Его глаза торжествующе заблестели, и он послал к потолку триумфальное облако табачного дыма.

– Бумага была изготовлена в Богемии, – сказал я.

– Именно так. А писавший – немец. Вы заметили необычное построение фраз? «Такие отзывы о вас мы отовсюду получали». Француз или русский так не написал бы. Это немцы столь неучтиво обходятся со своими глаголами. Поэтому остается только узнать, что требуется немцу, который пишет на богемской бумаге и предпочитает носить маску, лишь бы не показывать свое лицо. А вот, если не ошибаюсь, и он, прибывший разъяснить все наши недоразумения.

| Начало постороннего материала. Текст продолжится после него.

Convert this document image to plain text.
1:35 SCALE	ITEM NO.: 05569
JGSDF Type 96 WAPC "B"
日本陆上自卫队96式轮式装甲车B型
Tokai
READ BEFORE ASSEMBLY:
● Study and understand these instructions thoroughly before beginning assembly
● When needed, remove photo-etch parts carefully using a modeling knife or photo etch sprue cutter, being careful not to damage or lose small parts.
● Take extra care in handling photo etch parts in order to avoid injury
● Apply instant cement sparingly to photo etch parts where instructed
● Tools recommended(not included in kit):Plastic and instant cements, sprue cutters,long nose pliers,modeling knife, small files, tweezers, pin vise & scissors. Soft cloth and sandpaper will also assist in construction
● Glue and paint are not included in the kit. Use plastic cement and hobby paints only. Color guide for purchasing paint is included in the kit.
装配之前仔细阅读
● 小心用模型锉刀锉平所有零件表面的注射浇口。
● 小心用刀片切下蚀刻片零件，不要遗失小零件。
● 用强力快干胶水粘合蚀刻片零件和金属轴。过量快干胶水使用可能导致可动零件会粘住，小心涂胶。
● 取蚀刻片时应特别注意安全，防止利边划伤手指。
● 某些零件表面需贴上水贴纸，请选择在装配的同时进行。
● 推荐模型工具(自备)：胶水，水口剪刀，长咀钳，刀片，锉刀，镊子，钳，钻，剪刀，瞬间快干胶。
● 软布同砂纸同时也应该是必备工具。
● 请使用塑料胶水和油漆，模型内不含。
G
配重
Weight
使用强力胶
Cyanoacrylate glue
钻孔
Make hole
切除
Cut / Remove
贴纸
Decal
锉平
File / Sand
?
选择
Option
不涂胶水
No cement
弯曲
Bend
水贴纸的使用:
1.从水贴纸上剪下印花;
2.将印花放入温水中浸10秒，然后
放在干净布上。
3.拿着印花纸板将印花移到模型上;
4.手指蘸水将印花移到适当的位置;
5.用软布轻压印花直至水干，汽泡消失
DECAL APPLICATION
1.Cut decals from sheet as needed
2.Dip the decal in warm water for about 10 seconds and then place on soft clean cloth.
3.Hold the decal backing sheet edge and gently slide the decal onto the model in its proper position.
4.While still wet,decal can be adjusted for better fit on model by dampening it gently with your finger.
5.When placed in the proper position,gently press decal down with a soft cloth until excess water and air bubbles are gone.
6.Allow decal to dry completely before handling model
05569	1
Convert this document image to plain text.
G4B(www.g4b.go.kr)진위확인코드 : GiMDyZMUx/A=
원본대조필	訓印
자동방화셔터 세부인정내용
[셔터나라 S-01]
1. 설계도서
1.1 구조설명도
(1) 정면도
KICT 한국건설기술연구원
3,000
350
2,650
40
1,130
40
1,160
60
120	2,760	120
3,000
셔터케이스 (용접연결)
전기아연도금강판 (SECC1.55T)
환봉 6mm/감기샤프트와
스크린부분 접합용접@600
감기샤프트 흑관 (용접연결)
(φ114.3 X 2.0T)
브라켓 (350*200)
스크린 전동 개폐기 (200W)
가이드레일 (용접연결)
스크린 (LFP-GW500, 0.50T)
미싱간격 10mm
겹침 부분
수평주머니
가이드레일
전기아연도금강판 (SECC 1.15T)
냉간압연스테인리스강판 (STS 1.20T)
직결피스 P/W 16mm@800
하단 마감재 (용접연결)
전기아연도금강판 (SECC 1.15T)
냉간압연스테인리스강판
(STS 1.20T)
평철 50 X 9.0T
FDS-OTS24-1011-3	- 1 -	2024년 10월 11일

Его слова сопровождал резкий цокот лошадиных копыт и скрежет колес о кромку тротуара, а затем раздался нетерпеливый звонок в дверь. Холмс присвистнул.

– Пара, судя по звуку, – сказал он. И продолжал, выглянув из окна: – Да, симпатичный маленький кабриолет и пара красавцев. Сто пятьдесят гиней каждый. Это дело сулит деньги, Ватсон, если и ничего больше.

– Думаю, мне лучше уйти, Холмс.

– Вовсе нет, доктор. Сидите, где сидите. Без моего Босуэлла я теряюсь. А это обещает быть интересным. Жаль будет, если вы не поприсутствуете.